Well, we've hit a ceiling though of ~290vp over 6ish games now (today was 280 vs 282). At this point, it's a fundamental rejiggering of how we approach the game vs just tightening up existing play.

It's a wide open sandbox though as best I can see. Ora & Labora is another that sort of feels like that, but there differentiation is determined by an opponent's building acquisition rather than conscious player planning choice as it is in The Colonists. Point stands though, I think both can fit the definition.

What examples of unguided games that don't guide players to optimal pathways?

(Note, this doesn't mean it's commercially successful, or a good design in general, just unguided)

@gpage I played JoCo 2e with firms over the weekend so it's fresh on my mind. It definitely doesn't guide people to optimal play - it makes "doing things" seem attractive/important when they may or may not be. You're essentially making a series of gambles anyway so optimal paths are difficult to parse and you're left trying to leverage good deals, mitigate risks, and then you see where you end up when the music stops.
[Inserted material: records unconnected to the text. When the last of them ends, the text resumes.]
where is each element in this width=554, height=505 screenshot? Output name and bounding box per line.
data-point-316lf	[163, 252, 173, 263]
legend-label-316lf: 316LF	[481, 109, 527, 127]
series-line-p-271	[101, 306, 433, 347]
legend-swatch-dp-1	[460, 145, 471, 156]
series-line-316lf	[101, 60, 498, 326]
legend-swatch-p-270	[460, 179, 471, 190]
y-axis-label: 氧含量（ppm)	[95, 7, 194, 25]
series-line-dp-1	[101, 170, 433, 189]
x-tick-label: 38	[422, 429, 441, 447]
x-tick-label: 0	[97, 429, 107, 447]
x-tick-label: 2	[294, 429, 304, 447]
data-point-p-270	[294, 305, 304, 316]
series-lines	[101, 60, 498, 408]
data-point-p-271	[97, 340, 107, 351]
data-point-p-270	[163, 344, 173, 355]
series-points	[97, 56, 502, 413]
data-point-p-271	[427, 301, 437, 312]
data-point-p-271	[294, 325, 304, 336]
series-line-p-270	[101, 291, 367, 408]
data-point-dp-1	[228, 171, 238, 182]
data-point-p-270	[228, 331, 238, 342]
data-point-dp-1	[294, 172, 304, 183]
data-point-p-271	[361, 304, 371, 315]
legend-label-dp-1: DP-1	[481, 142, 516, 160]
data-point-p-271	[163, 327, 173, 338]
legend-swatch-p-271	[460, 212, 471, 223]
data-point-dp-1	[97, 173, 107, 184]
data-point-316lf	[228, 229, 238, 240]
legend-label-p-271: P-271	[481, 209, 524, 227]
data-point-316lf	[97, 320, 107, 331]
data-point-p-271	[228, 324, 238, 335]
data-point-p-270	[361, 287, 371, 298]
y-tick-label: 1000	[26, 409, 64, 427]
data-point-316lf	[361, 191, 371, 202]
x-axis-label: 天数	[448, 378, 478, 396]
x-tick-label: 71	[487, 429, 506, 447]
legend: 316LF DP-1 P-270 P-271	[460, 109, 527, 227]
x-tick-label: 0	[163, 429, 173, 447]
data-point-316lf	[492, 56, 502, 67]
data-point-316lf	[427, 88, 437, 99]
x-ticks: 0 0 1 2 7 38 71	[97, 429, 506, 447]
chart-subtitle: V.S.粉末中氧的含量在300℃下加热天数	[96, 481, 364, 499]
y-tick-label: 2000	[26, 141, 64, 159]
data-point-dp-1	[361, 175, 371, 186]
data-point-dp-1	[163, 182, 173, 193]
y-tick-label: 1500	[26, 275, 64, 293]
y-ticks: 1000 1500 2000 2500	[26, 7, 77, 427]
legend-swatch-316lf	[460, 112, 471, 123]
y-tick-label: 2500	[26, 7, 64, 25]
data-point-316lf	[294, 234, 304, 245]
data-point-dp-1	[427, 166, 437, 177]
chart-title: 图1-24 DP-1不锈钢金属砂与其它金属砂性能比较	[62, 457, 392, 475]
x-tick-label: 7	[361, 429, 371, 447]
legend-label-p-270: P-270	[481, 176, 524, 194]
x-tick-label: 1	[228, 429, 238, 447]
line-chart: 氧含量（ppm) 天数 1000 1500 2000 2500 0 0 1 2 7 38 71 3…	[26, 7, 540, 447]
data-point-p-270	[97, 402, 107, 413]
@MplsMatt interesting. I remember in the OG that firms became a game of priority deal and how it saddled you with fewer options to evade overloading attacks from people further down the chain.

How many games have you played so far in general of 2e?

@gpage 4 total. The firms can give you lots to manage and the special retirement is great - but they also take significant resources to keep afloat. There's definitely a balance between firm investment and company operations that's ideal - but which bet is better still depends to an extent on random elements.